The transition was easy, he says, thanks to a “positive and friendly welcome” from staff at CIFF. But he quickly noticed a number of differences from his government role. “I no longer had access to a network of communications and influence that I had enjoyed through high commissioners and ambassadors.”
Inspired by his experience in government, Anderson set about implementing systems to help CIFF track political risks throughout the countries in which it operates. He says: “When I arrived, there was no way of tracking those. I made sure we are plugged into the right information sources and have a system that forces us to update our assessments.”
Anderson also noticed that he had more flexibility in a number of areas. He says: “I used to turn on the radio in the morning in order to work out what I was going to have to do in the next four hours. Here, we have the luxury of being less reactive and choosing the areas on which we focus.” In addition, not having to operate within European Union procurement rules gave him a “nice feeling of liberation”.
Another advantage in his new role, he says, is greater room to think and act strategically. CIFF is currently running an 11-year programme in Kenya to eradicate parasitic worms that are transmitted through the soil. He says: “We can commit to that, whereas for governments, it is harder due to the political and budgetary cycles.”

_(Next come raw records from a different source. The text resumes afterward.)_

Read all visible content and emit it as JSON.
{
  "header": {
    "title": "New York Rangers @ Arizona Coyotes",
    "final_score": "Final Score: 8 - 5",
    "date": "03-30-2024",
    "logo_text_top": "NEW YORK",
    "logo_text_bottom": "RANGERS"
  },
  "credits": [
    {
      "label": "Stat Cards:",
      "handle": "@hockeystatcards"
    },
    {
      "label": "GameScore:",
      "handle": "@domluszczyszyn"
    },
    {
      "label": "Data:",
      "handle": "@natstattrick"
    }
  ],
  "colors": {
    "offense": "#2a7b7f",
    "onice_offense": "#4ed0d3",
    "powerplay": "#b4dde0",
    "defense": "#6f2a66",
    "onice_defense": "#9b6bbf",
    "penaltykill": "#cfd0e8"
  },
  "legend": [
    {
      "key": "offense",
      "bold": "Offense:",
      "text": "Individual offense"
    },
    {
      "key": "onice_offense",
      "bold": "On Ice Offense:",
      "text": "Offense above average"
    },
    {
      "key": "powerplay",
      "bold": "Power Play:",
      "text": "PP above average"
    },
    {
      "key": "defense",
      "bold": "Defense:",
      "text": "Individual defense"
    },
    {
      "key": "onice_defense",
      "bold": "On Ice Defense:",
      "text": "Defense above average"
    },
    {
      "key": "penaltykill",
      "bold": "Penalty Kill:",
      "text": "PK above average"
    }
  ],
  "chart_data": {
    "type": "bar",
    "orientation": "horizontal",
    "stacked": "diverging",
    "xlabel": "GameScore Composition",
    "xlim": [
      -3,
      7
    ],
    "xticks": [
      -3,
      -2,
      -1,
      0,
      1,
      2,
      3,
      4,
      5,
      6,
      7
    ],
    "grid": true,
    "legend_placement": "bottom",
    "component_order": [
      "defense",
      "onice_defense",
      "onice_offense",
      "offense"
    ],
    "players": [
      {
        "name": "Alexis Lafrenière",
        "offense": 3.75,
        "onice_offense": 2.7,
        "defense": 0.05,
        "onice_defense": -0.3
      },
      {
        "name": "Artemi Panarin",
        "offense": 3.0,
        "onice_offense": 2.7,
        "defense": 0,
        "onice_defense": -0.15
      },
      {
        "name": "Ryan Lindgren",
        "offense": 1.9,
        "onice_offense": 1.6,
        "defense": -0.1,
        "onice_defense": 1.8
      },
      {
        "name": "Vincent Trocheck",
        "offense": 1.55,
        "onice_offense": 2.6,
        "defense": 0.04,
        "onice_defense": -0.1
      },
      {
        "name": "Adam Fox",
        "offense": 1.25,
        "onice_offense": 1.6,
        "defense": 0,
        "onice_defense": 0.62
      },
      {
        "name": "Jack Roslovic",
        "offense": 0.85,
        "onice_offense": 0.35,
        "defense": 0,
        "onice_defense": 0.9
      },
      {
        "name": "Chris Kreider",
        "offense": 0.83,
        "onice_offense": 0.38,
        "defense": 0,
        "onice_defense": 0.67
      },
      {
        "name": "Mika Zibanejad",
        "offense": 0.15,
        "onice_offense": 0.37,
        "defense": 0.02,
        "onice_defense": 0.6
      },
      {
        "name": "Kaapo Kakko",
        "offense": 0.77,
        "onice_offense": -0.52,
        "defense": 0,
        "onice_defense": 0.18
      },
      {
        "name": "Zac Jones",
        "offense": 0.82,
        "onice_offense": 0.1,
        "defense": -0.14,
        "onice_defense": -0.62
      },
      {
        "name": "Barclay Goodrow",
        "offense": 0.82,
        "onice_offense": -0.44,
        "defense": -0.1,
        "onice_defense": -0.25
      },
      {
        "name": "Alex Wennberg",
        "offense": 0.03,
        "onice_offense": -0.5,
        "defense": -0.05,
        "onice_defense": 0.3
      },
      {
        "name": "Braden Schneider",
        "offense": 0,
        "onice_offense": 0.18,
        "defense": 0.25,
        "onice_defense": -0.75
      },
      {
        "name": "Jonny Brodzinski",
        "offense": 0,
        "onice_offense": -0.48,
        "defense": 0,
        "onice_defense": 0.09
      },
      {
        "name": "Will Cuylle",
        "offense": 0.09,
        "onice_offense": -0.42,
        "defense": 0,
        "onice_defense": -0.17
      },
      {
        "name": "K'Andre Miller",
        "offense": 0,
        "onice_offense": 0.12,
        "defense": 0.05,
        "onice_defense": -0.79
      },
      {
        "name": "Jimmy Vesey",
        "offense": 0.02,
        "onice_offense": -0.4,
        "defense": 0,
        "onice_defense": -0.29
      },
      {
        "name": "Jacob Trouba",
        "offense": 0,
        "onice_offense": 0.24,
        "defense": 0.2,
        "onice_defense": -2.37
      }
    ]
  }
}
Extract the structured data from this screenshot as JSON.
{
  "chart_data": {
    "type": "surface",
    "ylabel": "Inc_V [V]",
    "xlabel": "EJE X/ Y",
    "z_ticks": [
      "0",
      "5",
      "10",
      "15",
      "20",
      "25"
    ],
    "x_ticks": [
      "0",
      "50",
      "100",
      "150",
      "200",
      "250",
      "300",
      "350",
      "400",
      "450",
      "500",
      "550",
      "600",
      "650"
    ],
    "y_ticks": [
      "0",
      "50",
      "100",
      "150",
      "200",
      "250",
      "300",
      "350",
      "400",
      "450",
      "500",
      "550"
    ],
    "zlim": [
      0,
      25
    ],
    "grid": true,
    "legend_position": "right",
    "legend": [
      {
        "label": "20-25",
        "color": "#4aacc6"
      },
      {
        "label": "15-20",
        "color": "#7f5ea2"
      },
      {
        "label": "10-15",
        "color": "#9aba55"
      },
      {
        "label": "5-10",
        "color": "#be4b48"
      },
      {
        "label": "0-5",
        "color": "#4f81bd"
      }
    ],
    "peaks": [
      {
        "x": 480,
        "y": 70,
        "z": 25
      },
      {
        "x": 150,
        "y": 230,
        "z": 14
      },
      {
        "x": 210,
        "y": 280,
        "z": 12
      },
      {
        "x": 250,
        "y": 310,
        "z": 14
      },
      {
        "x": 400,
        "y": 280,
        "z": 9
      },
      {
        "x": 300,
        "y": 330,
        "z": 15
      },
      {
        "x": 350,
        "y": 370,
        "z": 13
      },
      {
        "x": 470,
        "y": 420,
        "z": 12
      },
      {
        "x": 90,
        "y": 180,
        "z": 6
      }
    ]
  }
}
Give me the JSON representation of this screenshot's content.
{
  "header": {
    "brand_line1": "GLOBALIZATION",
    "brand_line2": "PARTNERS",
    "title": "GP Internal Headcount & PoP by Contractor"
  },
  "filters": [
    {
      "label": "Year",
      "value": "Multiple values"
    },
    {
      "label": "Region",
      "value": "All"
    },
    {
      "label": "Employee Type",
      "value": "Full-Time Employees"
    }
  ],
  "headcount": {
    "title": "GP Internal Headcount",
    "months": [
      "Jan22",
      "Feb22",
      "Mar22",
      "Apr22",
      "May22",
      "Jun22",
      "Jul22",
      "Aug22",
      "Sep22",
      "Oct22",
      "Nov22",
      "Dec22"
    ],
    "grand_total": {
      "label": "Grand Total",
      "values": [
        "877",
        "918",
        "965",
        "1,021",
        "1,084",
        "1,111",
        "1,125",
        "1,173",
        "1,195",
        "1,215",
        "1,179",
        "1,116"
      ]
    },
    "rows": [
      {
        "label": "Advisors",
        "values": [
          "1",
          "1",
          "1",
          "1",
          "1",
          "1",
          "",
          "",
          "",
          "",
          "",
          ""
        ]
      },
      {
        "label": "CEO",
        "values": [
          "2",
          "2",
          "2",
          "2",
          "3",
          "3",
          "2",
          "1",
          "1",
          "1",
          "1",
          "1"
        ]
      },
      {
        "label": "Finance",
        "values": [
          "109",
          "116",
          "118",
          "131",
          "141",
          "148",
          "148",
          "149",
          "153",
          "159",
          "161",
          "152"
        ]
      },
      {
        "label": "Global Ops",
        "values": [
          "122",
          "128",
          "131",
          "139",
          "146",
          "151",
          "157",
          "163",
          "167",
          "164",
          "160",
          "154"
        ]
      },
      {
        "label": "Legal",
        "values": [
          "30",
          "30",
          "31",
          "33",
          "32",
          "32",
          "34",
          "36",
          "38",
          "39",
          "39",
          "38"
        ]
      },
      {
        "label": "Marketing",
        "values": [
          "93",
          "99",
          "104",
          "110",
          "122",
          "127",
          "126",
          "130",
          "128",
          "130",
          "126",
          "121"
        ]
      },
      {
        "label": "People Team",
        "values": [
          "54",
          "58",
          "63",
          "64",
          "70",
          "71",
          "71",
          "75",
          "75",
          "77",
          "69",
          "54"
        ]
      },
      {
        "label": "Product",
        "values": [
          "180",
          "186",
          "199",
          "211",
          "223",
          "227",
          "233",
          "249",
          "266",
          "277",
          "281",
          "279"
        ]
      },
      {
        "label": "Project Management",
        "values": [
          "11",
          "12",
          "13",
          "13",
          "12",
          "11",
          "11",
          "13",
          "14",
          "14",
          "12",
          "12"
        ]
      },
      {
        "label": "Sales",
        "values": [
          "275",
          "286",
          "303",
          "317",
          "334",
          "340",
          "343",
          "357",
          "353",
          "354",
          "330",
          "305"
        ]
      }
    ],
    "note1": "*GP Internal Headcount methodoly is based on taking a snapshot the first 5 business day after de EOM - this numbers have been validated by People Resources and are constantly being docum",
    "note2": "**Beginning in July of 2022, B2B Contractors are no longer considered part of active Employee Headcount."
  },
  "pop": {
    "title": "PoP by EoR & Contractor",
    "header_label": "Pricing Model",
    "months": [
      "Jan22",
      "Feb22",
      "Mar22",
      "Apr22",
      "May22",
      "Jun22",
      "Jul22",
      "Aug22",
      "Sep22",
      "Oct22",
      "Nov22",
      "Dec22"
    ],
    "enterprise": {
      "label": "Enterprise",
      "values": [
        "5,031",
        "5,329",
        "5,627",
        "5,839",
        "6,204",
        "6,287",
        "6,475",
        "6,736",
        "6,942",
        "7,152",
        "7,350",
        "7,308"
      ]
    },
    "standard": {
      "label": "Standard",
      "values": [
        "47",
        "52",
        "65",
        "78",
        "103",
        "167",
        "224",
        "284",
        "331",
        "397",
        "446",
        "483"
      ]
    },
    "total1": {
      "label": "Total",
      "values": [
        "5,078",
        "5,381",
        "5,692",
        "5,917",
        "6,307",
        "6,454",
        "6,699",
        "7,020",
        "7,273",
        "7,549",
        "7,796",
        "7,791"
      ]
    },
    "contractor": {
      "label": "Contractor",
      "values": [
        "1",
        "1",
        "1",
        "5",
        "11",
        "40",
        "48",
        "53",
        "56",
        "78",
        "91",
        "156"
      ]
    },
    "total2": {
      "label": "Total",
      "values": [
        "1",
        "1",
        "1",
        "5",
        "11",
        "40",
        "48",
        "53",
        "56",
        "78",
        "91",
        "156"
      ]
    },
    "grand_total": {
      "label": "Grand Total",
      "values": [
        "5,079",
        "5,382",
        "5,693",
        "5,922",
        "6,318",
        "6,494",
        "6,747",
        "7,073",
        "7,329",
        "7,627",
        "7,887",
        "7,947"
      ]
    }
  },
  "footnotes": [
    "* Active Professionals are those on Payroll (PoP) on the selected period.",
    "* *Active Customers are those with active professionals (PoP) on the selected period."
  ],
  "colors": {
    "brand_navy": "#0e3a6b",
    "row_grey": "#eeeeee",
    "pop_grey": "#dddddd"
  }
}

Overall, Anderson says his move has given him a new perspective on development issues, although he stresses that the differences between the private, public and charity sectors are often exaggerated. He says: “I had a private sector background before I went into government and my view is that everywhere I have worked is about delivery and managing risk – we have to overcome the stereotypes that there is a big gulf between the sectors”.